Palladium reached $477 a troy ounce before easing back to $467, down 1.7 per cent.
Palladium prices have risen by a quarter since November as government sponsored car scrappage schemes have supported demand for the metal which is widely used in vehicle catalysts.
Hedge funds have been increasing their bets on palladium prices rising further with the speculative net long position standing at a record high.
The launch of palladium and platinum exchange traded funds in the US has also attracted fresh investor inflows for both metals.
Michael Jansen at JP Morgan said that investments in ETFs "crowded out" the metal available to other buyers.
"We continue to see the combination of a structurally robust market in terms of suplpy and demand factors, coupled with physical ownership (via ETFs) by investors as bullish for prices," said Mr Jansen.
Platinum rose 1 per cent to $1,589 a troy ounce amid concerns that production in South Africa could be affected by power supply problems.
Walter de Wet, commodity strategist at Standard Bank noted reports that South Africa's government might not extend (funding) guarantees to Eskom as the power utility was struggling to raise debt for capital expansion.
This would add to the list of issues that provides support for platinum and palladium prices," said Mr de Wet.
Standard Bank also noted that the South African rand had strengthened almost 6 per cent over the past two weeks.
"When the rand strengthens, South African producers require a higher platinum and palladium prices (in dollar terms) to cover their (predominantly rand) costs," said mr de Wet.
Crude oil prices fell with Nymex April West Texas Intermediate down 50 cents to $81.00 a barrel while ICE April Brent lost 9 cents at $79.80.
Traders said that oil prices could gather further support from concerns about civil unrest in Nigeria where hundreds have been killed in clashes between Muslims and Christians.
Security forces have been put on high alert to prevent reprisal attacks and violence spreading.
News on Friday of a groundbreaking deal for a 55 per cent increase in coking coal prices, a key input in steelmaking, agreed between BHP Billiton, the world's largest miner, and JFE Steel of Japan, was seen as an important signal for commodity markets.
The deal marked the first time that coking coal contracts had been agreed on a quarterly rather than annual basis.
John Meyer, analyst at Fairfax, said that if steelmakers were able to absorb and to pass on the increase in coking coal prices, followed by a potential 60 to 80 per cent rise in iron ore costs, then other commodities could also be expected to see demand increasing.
Sentiment towards commodities was also supported by hopes for restocking in China after the Chinese government last week said it would boost spending to increase reserves of grains, edible oils, base metals and other important raw materials.
Base metals ended mixed with copper down 0.2 per cent at $7,514 a tonne while aluminium gained 0.4 per cent to $2,232.75 a tonne.

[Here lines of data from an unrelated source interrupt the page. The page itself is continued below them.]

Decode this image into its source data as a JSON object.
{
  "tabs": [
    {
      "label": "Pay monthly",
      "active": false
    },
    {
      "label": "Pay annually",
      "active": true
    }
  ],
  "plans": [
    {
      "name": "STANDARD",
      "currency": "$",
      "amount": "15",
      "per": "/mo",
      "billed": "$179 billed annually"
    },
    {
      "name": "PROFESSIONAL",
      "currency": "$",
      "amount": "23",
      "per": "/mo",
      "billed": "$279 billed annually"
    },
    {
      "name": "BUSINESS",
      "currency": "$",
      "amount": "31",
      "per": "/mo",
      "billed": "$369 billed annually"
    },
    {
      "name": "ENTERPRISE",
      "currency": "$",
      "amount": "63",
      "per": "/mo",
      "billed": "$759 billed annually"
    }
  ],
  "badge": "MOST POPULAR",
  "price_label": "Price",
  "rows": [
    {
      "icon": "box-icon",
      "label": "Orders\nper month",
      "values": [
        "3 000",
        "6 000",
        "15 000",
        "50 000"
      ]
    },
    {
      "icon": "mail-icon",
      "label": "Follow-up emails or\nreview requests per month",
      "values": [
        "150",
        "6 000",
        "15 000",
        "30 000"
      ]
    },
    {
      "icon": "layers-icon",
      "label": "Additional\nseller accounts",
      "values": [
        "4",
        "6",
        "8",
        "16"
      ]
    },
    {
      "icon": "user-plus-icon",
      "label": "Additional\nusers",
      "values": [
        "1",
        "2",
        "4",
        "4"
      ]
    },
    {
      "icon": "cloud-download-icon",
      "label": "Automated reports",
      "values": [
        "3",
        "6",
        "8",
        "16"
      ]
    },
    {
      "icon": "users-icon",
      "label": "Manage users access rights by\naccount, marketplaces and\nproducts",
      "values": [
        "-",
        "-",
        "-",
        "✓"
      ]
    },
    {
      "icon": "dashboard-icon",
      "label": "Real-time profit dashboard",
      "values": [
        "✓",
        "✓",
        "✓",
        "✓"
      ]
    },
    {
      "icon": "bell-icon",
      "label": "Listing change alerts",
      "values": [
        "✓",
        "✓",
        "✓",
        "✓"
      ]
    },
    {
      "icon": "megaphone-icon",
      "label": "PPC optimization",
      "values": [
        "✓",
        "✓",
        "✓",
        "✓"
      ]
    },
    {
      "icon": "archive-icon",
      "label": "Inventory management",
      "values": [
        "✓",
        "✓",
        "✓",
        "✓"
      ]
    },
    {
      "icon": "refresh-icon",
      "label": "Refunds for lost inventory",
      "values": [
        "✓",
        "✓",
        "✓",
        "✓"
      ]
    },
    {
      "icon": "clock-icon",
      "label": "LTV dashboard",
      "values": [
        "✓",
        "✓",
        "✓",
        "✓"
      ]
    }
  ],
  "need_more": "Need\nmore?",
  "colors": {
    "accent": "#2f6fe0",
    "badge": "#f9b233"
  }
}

China will report February trade figures on Wednesday amid expectations that imports were affected by the new year holidays, during which a great deal of economic activities came to a halt.
"During the first half of 2009, China took advantage of the favourable price levels and imported metals on a scale that far exceeded its own needs. As a result, metal inventories swelled significantly." said Eugen Weinberg, commodity strategist at Commerzbank.
However, Commerzbank expects the pace of China's imports to slow considerably this year.
"Consequently, an important supportive pillar for (base) metal prices will diminish," said Mr Weinberg.
Gold slipped 0.7 per cent to $1,124 a troy ounce after ending Friday's session in New York at $1,131.65.